Even though the Israeli concessions regarding uprooting settlements are coupled with a, vigorous land grab and possible future annexation, one should not belittle the power of the recent decision by the hard line Likud leader. Sharon ‘s statement in Herzilya, and before that the statement of his deputy Ehud Olmert, point to a major ideological shift in the most ideological Israeli movement. This shift includes a tacit agreement to stop settlement building and a willingness to uproot existing ones. The ideological importance of this decision should not be minimized. It signifies the first time in modern history of the conflict in which a major Zionist party has stopped, what for Palestinians has been the single most fatal problem to their national goal, loss of land due to exclusive Jewish settlement activities.

For better or worse, there is no doubt that the move towards Palestinians and Israelis reversing their long held ideological positions is a direct result of the three-year Palestinian intifada. And without equating the fairness or the justice of either move, this has happened because both people are convinced that it will be impossible to return to Israel or to keep the settlements. But we are still not there. Israel has not given up on all settlements built on Palestinian lands occupied in 1967, nor has the issue of Palestinian refugees been pushed aside from the political map. Palestinians passionately believe that this issue will not be solved until Israel admits political and moral responsibility for creating the Palestinian refugee problem in the first place.

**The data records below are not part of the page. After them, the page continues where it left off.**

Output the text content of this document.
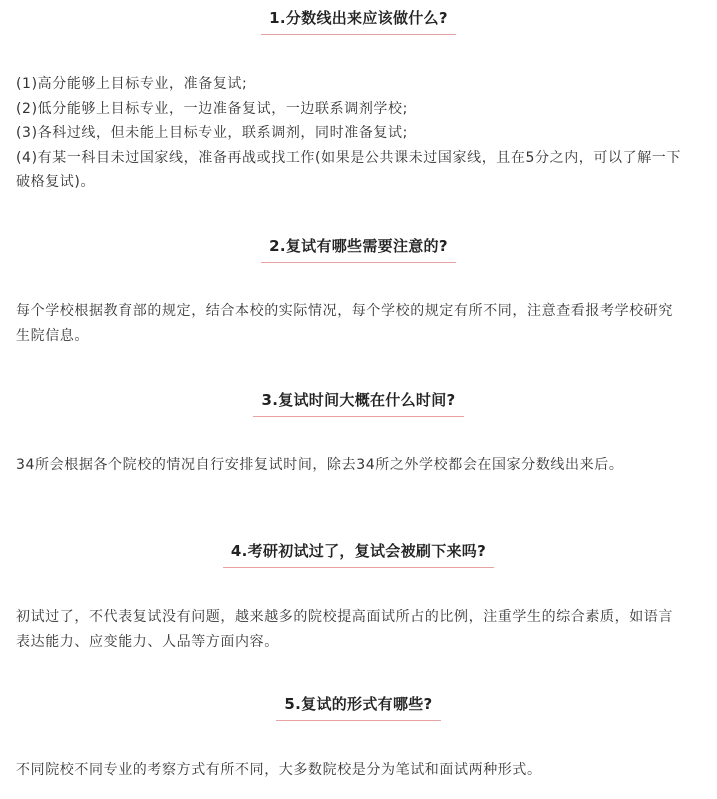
1.分数线出来应该做什么?

(1)高分能够上目标专业，准备复试;

(2)低分能够上目标专业，一边准备复试，一边联系调剂学校;

(3)各科过线，但未能上目标专业，联系调剂，同时准备复试;

(4)有某一科目未过国家线，准备再战或找工作(如果是公共课未过国家线，且在5分之内，可以了解一下破格复试)。

2.复试有哪些需要注意的?

每个学校根据教育部的规定，结合本校的实际情况，每个学校的规定有所不同，注意查看报考学校研究生院信息。

3.复试时间大概在什么时间?

34所会根据各个院校的情况自行安排复试时间，除去34所之外学校都会在国家分数线出来后。

4.考研初试过了，复试会被刷下来吗?

初试过了，不代表复试没有问题，越来越多的院校提高面试所占的比例，注重学生的综合素质，如语言表达能力、应变能力、人品等方面内容。

5.复试的形式有哪些?

不同院校不同专业的考察方式有所不同，大多数院校是分为笔试和面试两种形式。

Furthermore, a number of other issues still are looming in the picture, among them, Jerusalem , borders, connectivity between Gaza and the West Bank as well as the economic relationship between the two states.

The recognition that both Palestinians and Israelis have made important ideological leaps could be a major turning point if enough good will is found to build on them. However, if these ideological shifts are not built on quickly and effectively, we will find ourselves in the same situation that we did seven years after Oslo , with nice political talk but no major decisions on the ground.